Please remember The timeline for the following signs and symptoms is a flexible one with changes generally beginning anywhere from one to three months before death occurs.
Decreased socialization often occurs at this time, so patients may become more quiet and withdrawn. Your patient may be trying to detach himself from his surroundings
and those around him in order to “let go.”
Periods of rest and sleep increase for the patient at this time.
Increased restlessness and /or repetitive actions may be exhibited as death approaches. You may also observe increased confusion as time passes. Hearing the Maha Mantra, pastimes of Lord Krsna, or a solf bhajan may help to decrease anxiety at this time.
Decreased eating and drinking as digestion and swallowing become more difficult. During the last few days of life even small sips can cause choking. Never force foods or fluids, as this will not make your patient comfortable at this time.
Incontinence of bowel and bladder, even if your patient was previously continent, may occur as the disease progresses. Keeping the skin clean and dry and applying a thick, protective moisture barrier cream will prevent rashes and other skin breakdown that can result from incontinence.
Vital signs and skin color change as the body systems begin to shut down. Blood pressure may decrease. Pulse rate may increase or decrease above or below the normal range of 60 to 100 beats per minute. Body temperature may fluctuate to above or below normal rage of 96 degrees Fahrenheit to 100 degrees Fahrenheit (35.6 C to 37.8 C), often running a hight temperature a few days to hours before death.
The patient's skin may become moist and clammy. As death nears you may notice a mottling in the skin color beginning at the heels, knees, hands and feet. The lips and nail beds may become darker and bluish in color.
Change in Breathing Pattern. Your patient's lungs my begin to fill with fluid and her breathing may sound moist. Normal respirations are aound 16-20 breaths per minute. At the end stage respirations may become shallow and can increase up to 40 or more breaths per minute. You may also notice apnea, periods without breathing, which can last from as little as 10 seconds up to a minute or more.
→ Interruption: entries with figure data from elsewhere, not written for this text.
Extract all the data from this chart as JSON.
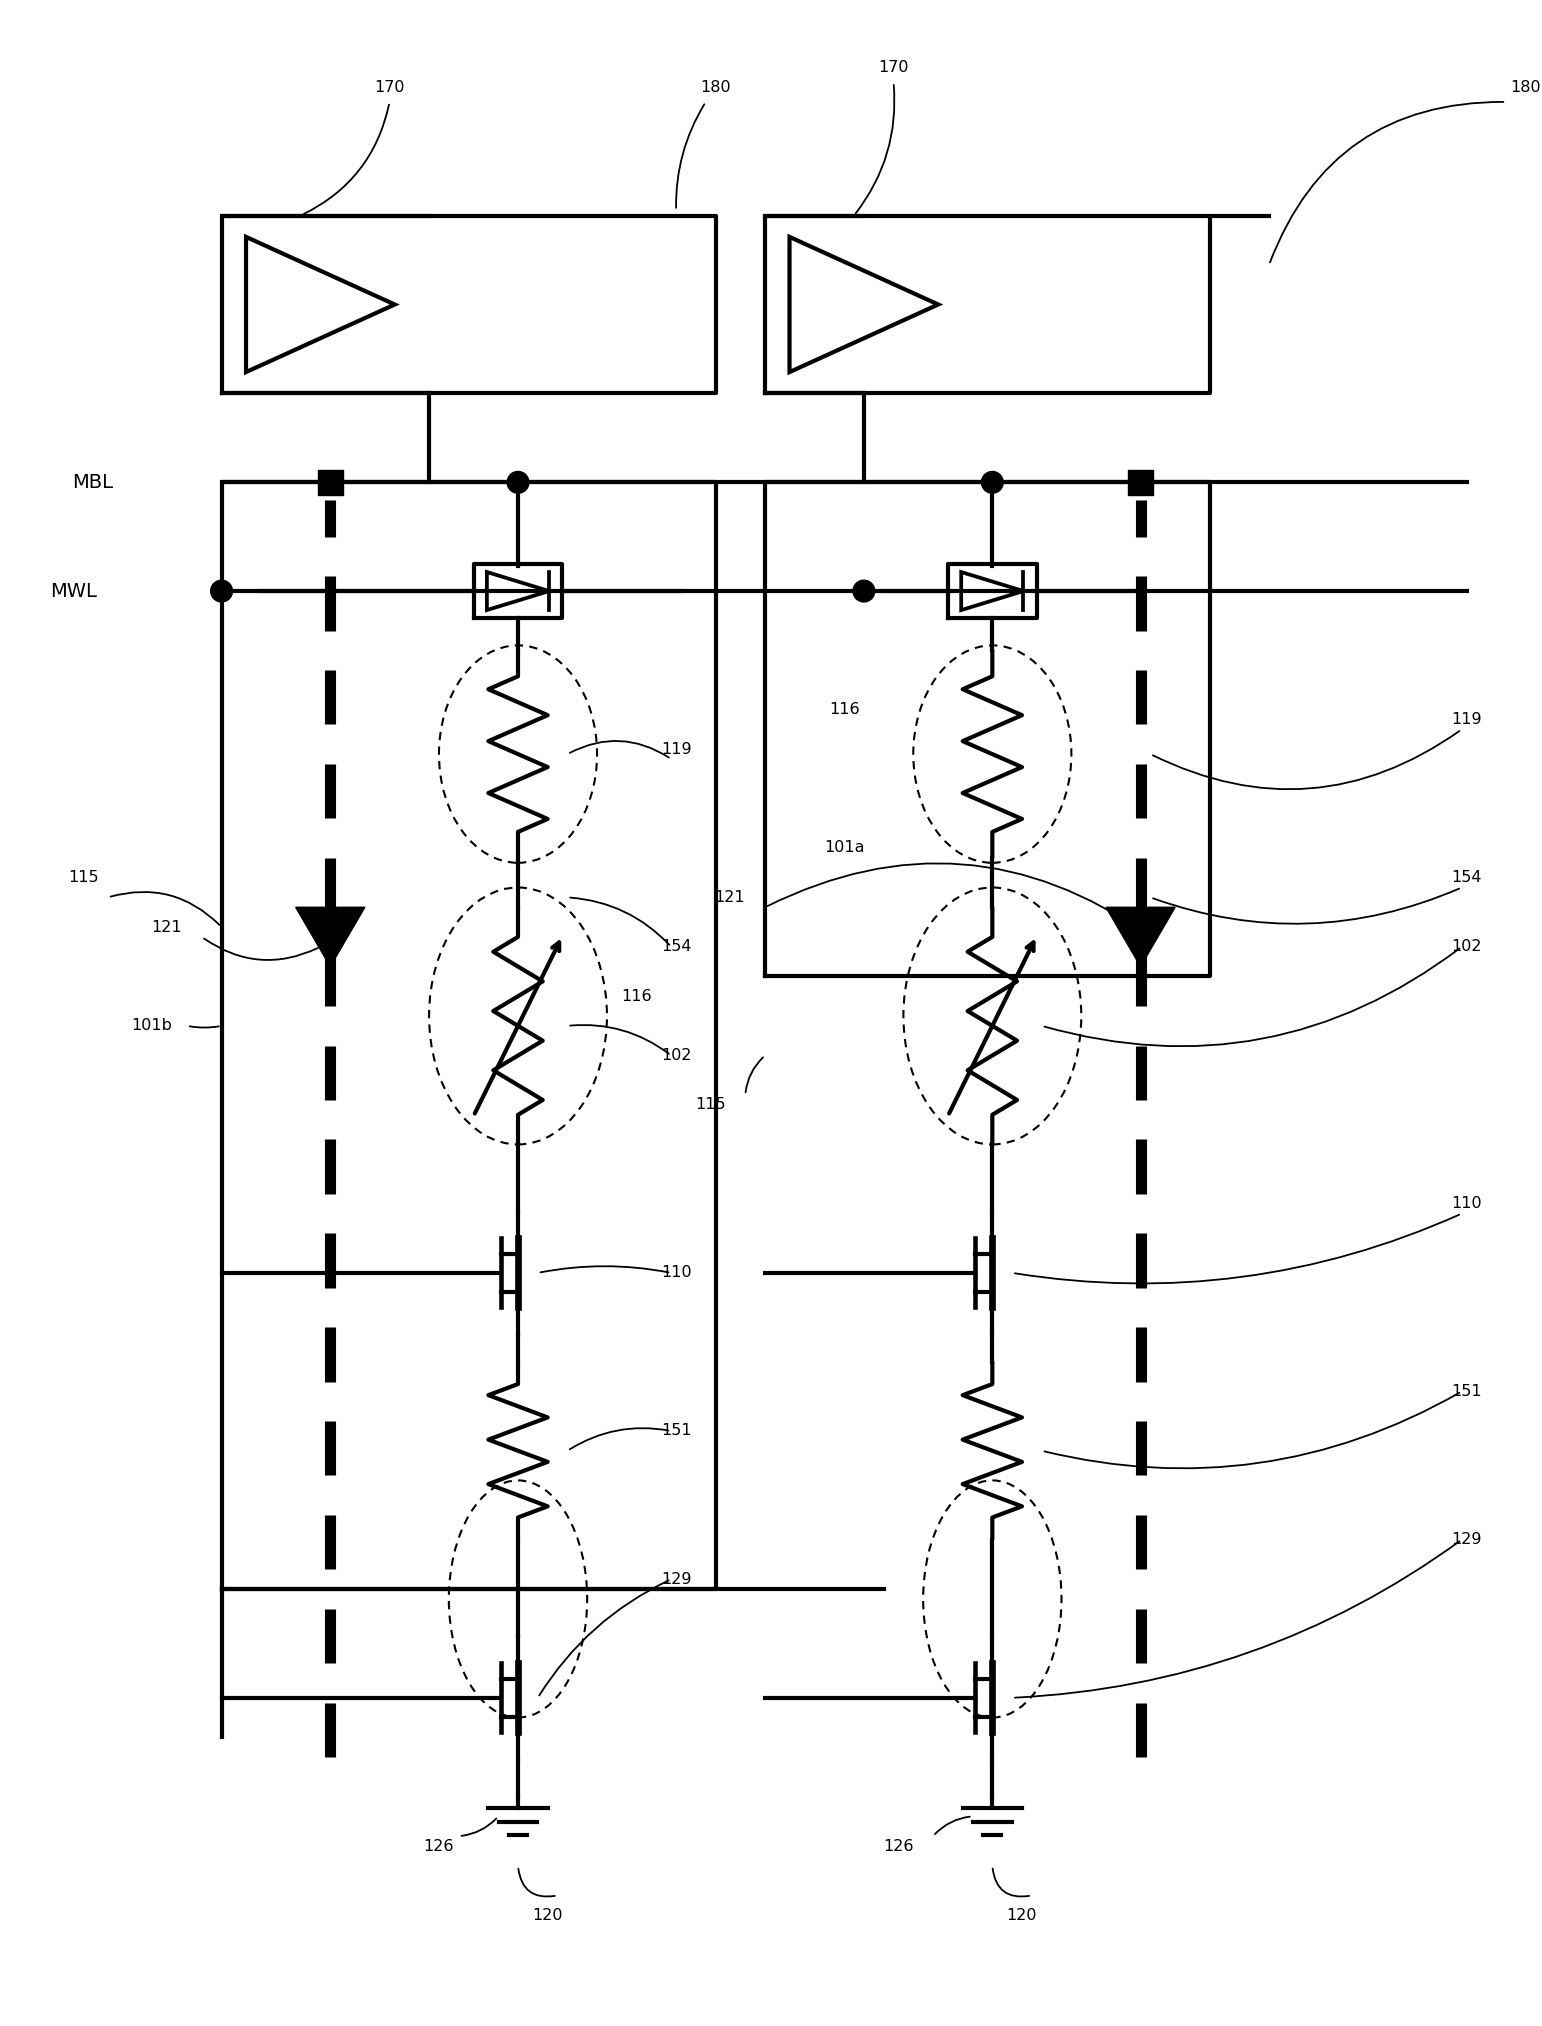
{
  "bg_color": "#ffffff",
  "line_color": "#000000",
  "lw": 2.2,
  "lw_thick": 3.0,
  "figsize": [
    15.42,
    20.26
  ],
  "dpi": 100,
  "xlim": [
    0,
    154.2
  ],
  "ylim": [
    0,
    202.6
  ]
}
A few things you can do to assist with more comfortable breathing are: keeping the head and chest elevated, having a fan blowing gently on the patients face, the use of oxygen, and adequate circulation of air in the room.
A Few Days to Hours Before Death.
Eventually your patient may become nonverbal and may not respond to external stimuli. The patinet may appear to be in a coma-like state. Even though he may not respond he can still hear you and others. For a devotee, continuous chanting of the hare Krishna mantra should be performed at this crucial time. Pain medication should be continued as the patient may still be experiencing pain even though she may not be able to let this be known.
The following signs of impending death may or may not occur, but if present,are indications that the patient will probably pass away within a day or two or even withing hours:
- Breathing may slow. Periods of apnea may be noticed.
- The lungs may fill with fluid, making breath sounds moist and rattly. This is often referred to as the "death rattle."
- Cheyne-Stokes respiration pattern may appear. This is a chaotic pattern of breathing with periods of apnea followed by periods of deep and rapid respirations.
- Skin may feel cooler to the touch, and may appear bluish in the hands and feet.
- Mottling may increase especially in the knees, ankles, or elbows.
- Discoloration may travel down the legs, or other part of the body as circulation slows.
- The eyes may remain partially open and have a fied stare without blink reflex.
- Pulses will become weaker and more difficult to locate.
- Body temperature can fluxuate between abnormally high or low.
Even when in this "actively dying" stage, some may linger for days and others for only hours. Continue to give physical and spiritual comfort to your patient at this tme.
As described in The Final Journey in much more vivid detail, often a patient will seem to hang on until he or she has closure for something important to them. Sensitivity to these matters of closure for a dying person is essential in hospice care. For a devotee, this principle also applies.